Experts: Keep construction addendums in check to ensure home projects stay on time, budget

| Saturday, July 25, 2015, 8:09 p.m.

It's just a piece of paper, often only one sheet, and different companies write it up different ways. Yet when needed, the change order could prove the only thing that stands between you and hundreds or thousands of dollars worth of misunderstanding — or worse, unauthorized work that inflates the price of a project.

This addendum to the original contract ensures the service provider and customer are on the same page and that both sign the dotted line before making any changes to a job in progress.

“You need to have a written record of the project,” says Robert Criner, founder of Criner Remodeling in Newport News, Va. “It keeps the job running smooth, and there aren't any surprises for anybody.” Criner is vice chairman of the NAHB Remodelers, which represents the interests of the National Association of Homebuilders' remodeling industry members.

For a construction or remodeling job — a common place for the change order — it details that project-already-underway switch in tile styles you asked for in the bathroom or outlines additional work a contractor needs to do after finding rot under the floor. The written agreement should communicate changes to job scope, how those changes impact cost, when you're expected to pay (if it adds to the price tag) and any changes to the project completion date, since modifications often push that deadline back, Criner says.

He prefers to call them “change requests” since they're optional. That's another reason to get changes in writing first, experts say, so you can review the details.

Highly rated contractors say most change orders are needed because of customers' suggested tweaks once the project has started. Unforeseen issues can legitimately result in change orders on the contractor's side, too, but experts caution consumers to be wary of an endless stream of paperwork.

“Unfortunately, there are contractors out there that rely on change orders to make their margins,” says Charlie Griffey, owner of Griffey Remodeling in Columbus, Ohio. “When you hear about people low-balling their estimates, it comes down to how detailed is their proposal and scale of work?”

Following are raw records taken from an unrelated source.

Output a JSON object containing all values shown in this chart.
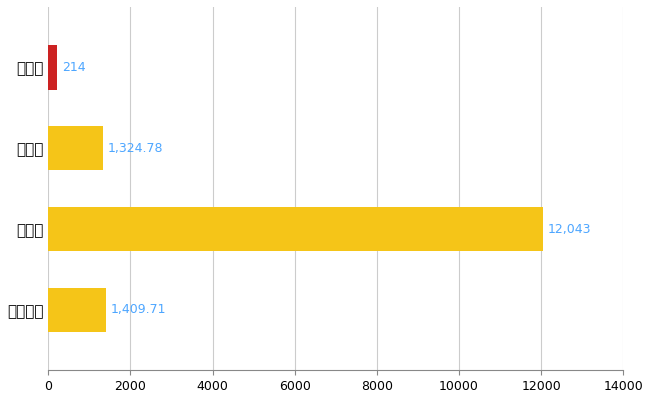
{
  "categories": [
    "皊野町",
    "県平均",
    "県最大",
    "全国平均"
  ],
  "values": [
    214,
    1324.78,
    12043,
    1409.71
  ],
  "bar_colors": [
    "#cc2222",
    "#f5c518",
    "#f5c518",
    "#f5c518"
  ],
  "value_labels": [
    "214",
    "1,324.78",
    "12,043",
    "1,409.71"
  ],
  "label_color": "#4da6ff",
  "xlim": [
    0,
    14000
  ],
  "xticks": [
    0,
    2000,
    4000,
    6000,
    8000,
    10000,
    12000,
    14000
  ],
  "grid_color": "#cccccc",
  "bar_height": 0.55,
  "background_color": "#ffffff",
  "label_fontsize": 9,
  "tick_fontsize": 9,
  "ytick_fontsize": 11
}
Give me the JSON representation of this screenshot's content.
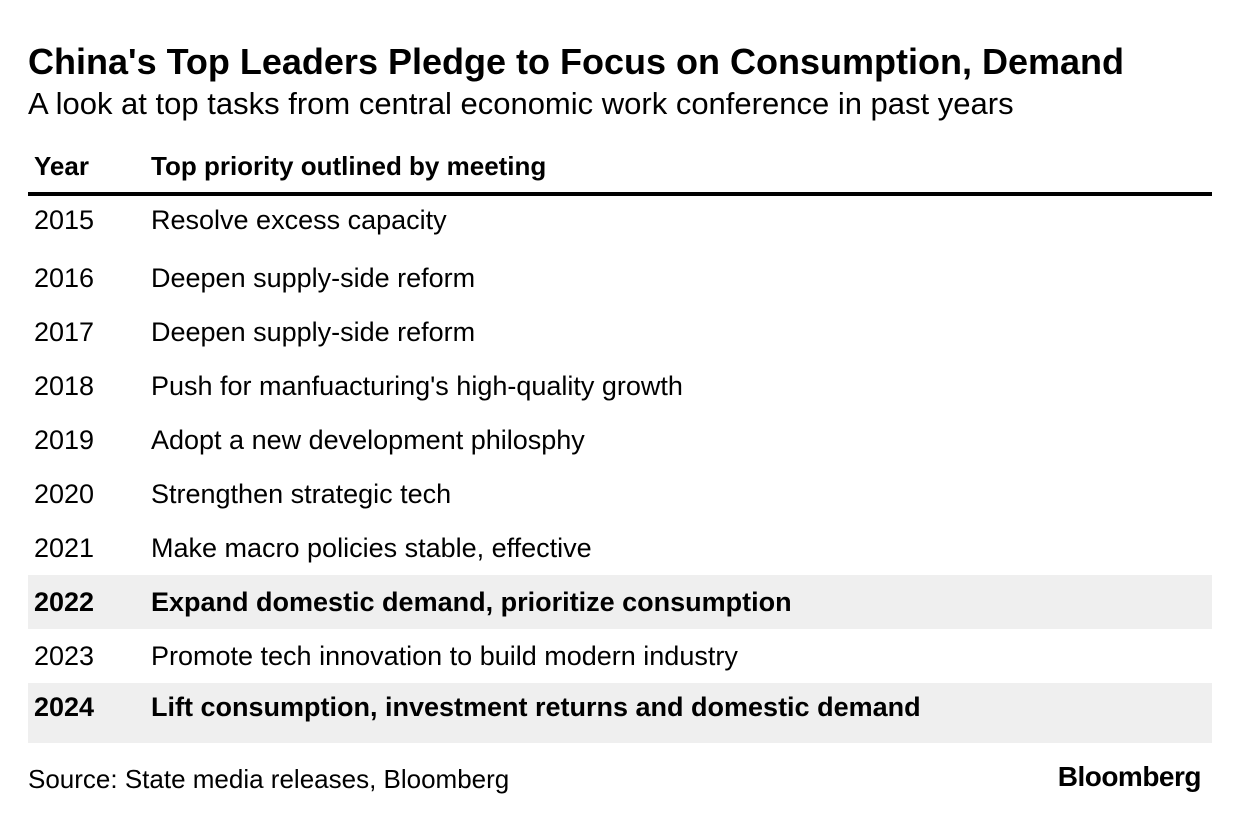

Before approving any project, you should expect a thorough proposal that outlines what you'll see in the space — the new divider wall and paint color — as well as what you won't, such as the pre-formed base put in before a shower install to prevent leaks.

“It's not unusual for us to have a six-page proposal on even a bathroom remodel,” says Griffey, adding that that helps keep change orders to a minimum. “If it's not a detailed proposal or scope of work, there's always going to be change orders.”

In addition, service providers say homeowners should steer clear of making changes late in a project, as they can alter a contractor's schedule on other jobs.

“That can affect the customer and contractor relationship,” says Jason LaPay, president and owner of J&B Affordable Design and Remodeling in New Kensington.

Ultimately, he and others say, good communication nurtures that relationship — in person, and in writing.